The insurer recently announced the completion of a $500m equity investment by Athene Life Re Ltd in Prudential's US business in return for an 11.1 per cent stake. The US interests includes Jackson National Life Insurance Company, a leading annuity provider, and Illinois-based institutional asset manager PPM America Inc.

The decision on the IPO marks the end of a long period of uncertainty over plans for the US business, but attention may simply just switch to Asia. Earlier this year, Prudential came under pressure from US hedge fund Third Point, which suggested that the group could generate additional value for shareholders by separating its US and Asian businesses, while closing its head office in London. Analysts at RBC Capital concur, pointing to implied upside based on a sum-of-the-parts valuation using peer group multiples, although this was at the point when markets troughed in March.
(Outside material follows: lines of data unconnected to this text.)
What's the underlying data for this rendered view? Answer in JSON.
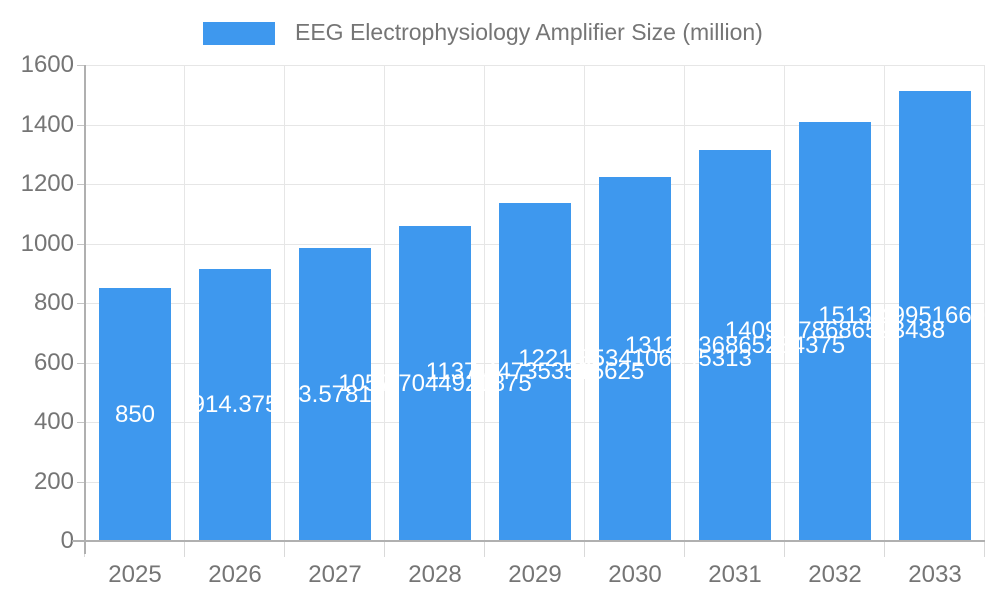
{
  "legend": {
    "label": "EEG Electrophysiology Amplifier Size (million)"
  },
  "chart_data": {
    "type": "bar",
    "title": "EEG Electrophysiology Amplifier Size (million)",
    "categories": [
      "2025",
      "2026",
      "2027",
      "2028",
      "2029",
      "2030",
      "2031",
      "2032",
      "2033"
    ],
    "values": [
      850,
      914.375,
      983.578125,
      1057.7044921875,
      1137.447353515625,
      1221.8534106445313,
      1312.936865234375,
      1409.978686523438,
      1513.4995166015624
    ],
    "value_labels": [
      "850",
      "914.375",
      "983.578125",
      "1057.7044921875",
      "1137.447353515625",
      "1221.8534106445313",
      "1312.936865234375",
      "1409.978686523438",
      "1513.4995166015625"
    ],
    "xlabel": "",
    "ylabel": "",
    "ylim": [
      0,
      1600
    ],
    "ytick_step": 200,
    "ytick_labels": [
      "0",
      "200",
      "400",
      "600",
      "800",
      "1000",
      "1200",
      "1400",
      "1600"
    ],
    "grid": true,
    "legend_position": "top",
    "colors": {
      "bar": "#3E98EE",
      "grid_line": "#e6e6e6",
      "axis_line": "#b0b0b0",
      "axis_text": "#757575",
      "bar_label_text": "#ffffff",
      "background": "#ffffff"
    }
  }
}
It may seem unthinkable that the insurer would up pegs from Holborn Bars after 172 years, but it has long since started looking eastwards for growth opportunities. As the group has previously pointed out, insurance penetration in Asia is only 2.7 per cent of gross domestic product, compared with 7.5 per cent in the UK, while mutual fund penetration is just 12 per cent in Asia, compared with 96 per cent in the US.

It is a gap that needs to be filled, a reality brought home by the rapid growth in the number of open-ended equity and balanced funds in China. Their aggregate value has more than doubled over the past 12-months, providing support to the mainland SSE index, which is up by a fifth over the same period, despite the US spat and the virus outbreak originating in Hubei Province.

The space may be getting a little more crowded, but it still represents a huge opportunity, even though the market still values the group as a mature, low-growth affair, rather than one likely to benefit from its Asian exposure. The correlation between market value and projected earnings growth suggests that the stock could be fundamentally undervalued, arguably a point borne out by an average five-year price/book ratio of 2.7. Return on equity has averaged 15.6 per cent over the same period, much of which is derived from its Asian operations.

Prudential’s Asian businesses are expanding on the back of two main structural drivers: a rapid increase in median incomes and the demographic transition towards an ageing populace. It is a heady brew and it underpins a business which Daniel Loeb, the founder of Third Point, reckons “would be worth well in excess of Prudential’s current market capitalisation” if it was spun off as a standalone entity.

On the income front, payouts are now expected to “grow broadly in line with the growth in Asia operating free surplus generation net of right-sized central costs” – admittedly, a little vague, but the intervention of an activist investor would seem to have resulted in further onus being placed on reinvestment in Asia at the expense of share-based returns. That's hardly surprising given the prize on offer, but, like HSBC Holdings (HSBA), the group has gradually morphed into a primarily Asian business.